大阪・日本・世界をきままに横断、食べもの・教育・文化・政治・歴史をふらふら渡りあるく・・・

最後のスイカ

2010年09月12日 07時14分16秒 | Weblog
 先日、北海道産のスイカを食べた。おそらく今年最後のスイカになるだろう。すこし小ぶりだったが甘さもありおいしかった。
 わたしはスイカが大好きだった。幼児の頃は首に金太郎のようなよだれかけをつけて食べた。昔のことだから、まだ冷蔵庫もなく、畑でとれたスイカを井戸水でひやして、畳三分の一ほどもある大きなまな板の上で菜切り包丁で二つに切ると、スイカ独特の音を立てて二つに割れた。高い音と低い音の中間くらいが一番おいしい。縦に四つに切り、それを横に切り分ける。縦に八つに切り分けることもあった。
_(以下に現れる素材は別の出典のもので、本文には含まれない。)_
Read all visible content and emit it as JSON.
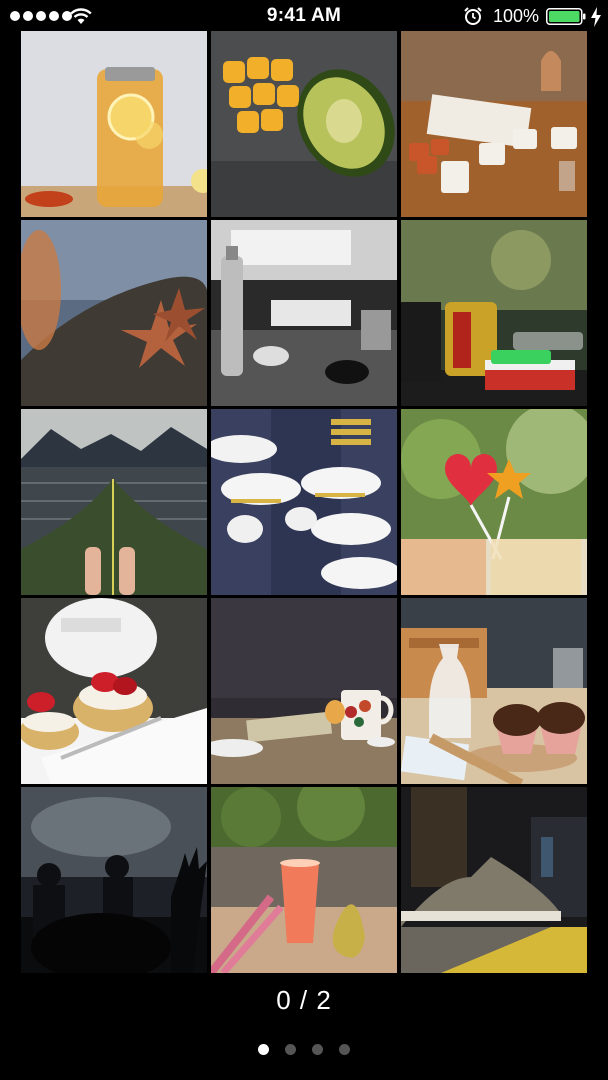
{
  "status_bar": {
    "time": "9:41 AM",
    "battery_percent": "100%",
    "signal_bars": 5,
    "battery_level": 1.0,
    "battery_color": "#4cd964",
    "icons": [
      "signal-dots",
      "wifi-icon",
      "alarm-icon",
      "battery-icon",
      "charging-bolt-icon"
    ]
  },
  "grid": {
    "photos": [
      {
        "name": "lemonade-jar-photo"
      },
      {
        "name": "mango-avocado-photo"
      },
      {
        "name": "coffee-cups-table-photo"
      },
      {
        "name": "starfish-rock-photo"
      },
      {
        "name": "workshop-bottle-photo"
      },
      {
        "name": "soda-can-lighter-photo"
      },
      {
        "name": "kayak-lake-photo"
      },
      {
        "name": "military-cadets-photo"
      },
      {
        "name": "heart-star-lollipop-photo"
      },
      {
        "name": "strawberry-scones-photo"
      },
      {
        "name": "mug-on-table-photo"
      },
      {
        "name": "chocolate-cupcakes-photo"
      },
      {
        "name": "concert-crowd-photo"
      },
      {
        "name": "juice-pear-photo"
      },
      {
        "name": "sneaker-curb-photo"
      }
    ]
  },
  "pager": {
    "counter_text": "0 / 2",
    "page_count": 4,
    "active_page": 1
  }
}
スイカを昔は「こねばち」といった大きい木の鉢にいれて家族みんながとって食べた。「こねばち」はそば打ちの鉢のようなものだ。大きな木から彫ってつくったものだ。皆が皿をもって種をぷっぷっと吐きだす。昔のスイカは種が多かった。それをうまく吐き出すのも技術だった。でも飲み込んでも平気だった。
 ずっと年月がたってもスイカの思い出は強烈に残っていた。夏の終わりになると、ああもうスイカが食べられないという寂しい気持ちがおそう。その後は夏休みの終わりの寂しさが重なる。
 最近は、スーパーでも一玉でまるごと売っていない。すべて切り売りだ。家族構成の変化、老人世帯がふえてきているからだろう。我が家でも以前はひと玉買って、半分に切って冷蔵庫で冷やしたものだ。
 スイカの産地は、夏の始めは宮崎・熊本産、ついで鳥取産、石川産とうつり、最後が山形産だ。これで夏のおわり。ところが今年、初めて北海道産を見た。スイカの季節が伸びた。山形産を目にする寂しさを和らげてくれる。
 夏の終わりになると、来年はうんとスイカを食べるぞと毎年決意するのだが、いざ翌年になると、ビールへの欲望のほうが大きく、決意はわすれてしまう。でまた、夏の終わりにスイカへの思いを再確認して秋をむかえるのだ。